Dog breeder Daniel Gingerich arrived at the Des Moines Federal Courthouse on October 8, 2021, pulling a large trailer of the type often used to transport animals. (Photo by Clark Kauffman / Iowa Capital Dispatch)

He also gave Gingerich 14 days to ensure that each of the dogs underwent a “complete head-to-tail physical examination” by a licensed veterinarian other than William McClintock or any veterinarian associated with the Country Village Animal Clinic in Town center.

As of Monday of this week, Gingerich had yet to comply with those elements of the Sept. 28 order, USDA officials told court.

During last week’s hearing, government attorneys told Rose that at some point this summer USDA officials gave Gingerich the required notice that specific animals were on the verge. to be seized. This only resulted in Gingerich euthanizing the dogs, said Mary Hollingsworth, a lawyer with the US Department of Justice. “So we stopped trying to go down that route because we didn’t want more dead dogs,” Hollingsworth told the court.

Rose told Hollingsworth and Gingerich she was open to a “creative” resolution of the matter – even if that means “bailing out Mr. Gingerich legally” so that the animals still in her care can be transferred to others who will take care of them.

The Iowa Department of Agriculture and Land Stewardship recently fined Gingerich $ 20,000 and suspended his Iowa license for 60 days, although this suspension has not yet taken. effect.

State and federal government records indicate that Gingerich operates as Maple Hill Puppies and operates kennels or breeding facilities in 10 different locations across Iowa. While it is still unclear how many dogs Gingerich owns, records suggest that at one point he had at least 1,000 dogs and puppies on hand.

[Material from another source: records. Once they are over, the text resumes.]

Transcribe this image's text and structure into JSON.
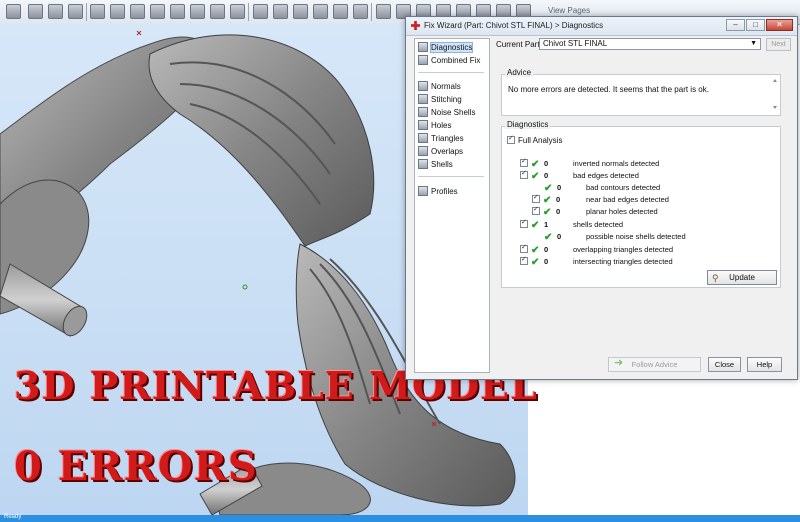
{
  "toolbar": {
    "view_pages": "View Pages"
  },
  "overlay": {
    "line1": "3D PRINTABLE MODEL",
    "line2": "0 ERRORS"
  },
  "status": {
    "text": "Ready"
  },
  "dialog": {
    "title": "Fix Wizard (Part: Chivot STL FINAL) > Diagnostics",
    "nav": {
      "diagnostics": "Diagnostics",
      "combined_fix": "Combined Fix",
      "normals": "Normals",
      "stitching": "Stitching",
      "noise_shells": "Noise Shells",
      "holes": "Holes",
      "triangles": "Triangles",
      "overlaps": "Overlaps",
      "shells": "Shells",
      "profiles": "Profiles"
    },
    "current_part_label": "Current Part:",
    "current_part_value": "Chivot STL FINAL",
    "next_label": "Next",
    "advice_label": "Advice",
    "advice_text": "No more errors are detected. It seems that the part is ok.",
    "diagnostics_label": "Diagnostics",
    "full_analysis_label": "Full Analysis",
    "rows": [
      {
        "count": "0",
        "label": "inverted normals detected"
      },
      {
        "count": "0",
        "label": "bad edges detected"
      },
      {
        "count": "0",
        "label": "bad contours detected"
      },
      {
        "count": "0",
        "label": "near bad edges detected"
      },
      {
        "count": "0",
        "label": "planar holes detected"
      },
      {
        "count": "1",
        "label": "shells detected"
      },
      {
        "count": "0",
        "label": "possible noise shells detected"
      },
      {
        "count": "0",
        "label": "overlapping triangles detected"
      },
      {
        "count": "0",
        "label": "intersecting triangles detected"
      }
    ],
    "update_label": "Update",
    "follow_advice_label": "Follow Advice",
    "close_label": "Close",
    "help_label": "Help"
  },
  "colors": {
    "overlay_text": "#d11a1a",
    "viewport_bg": "#c9def4",
    "status_bar": "#2d8fe0",
    "check": "#2e9b2e"
  }
}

Inspectors counted 675 dogs at Gingerich’s two Seymour properties during site visits last summer. Dead dogs were found at both sites – some in the grass, outdoors and others in kennels kept indoors. After these visits, the USDA gave Gingerich special permission to begin selling his dogs. According to state records, 53 dogs were donated to another breeder and approximately 250 dogs were transferred to a facility in Missouri for auction.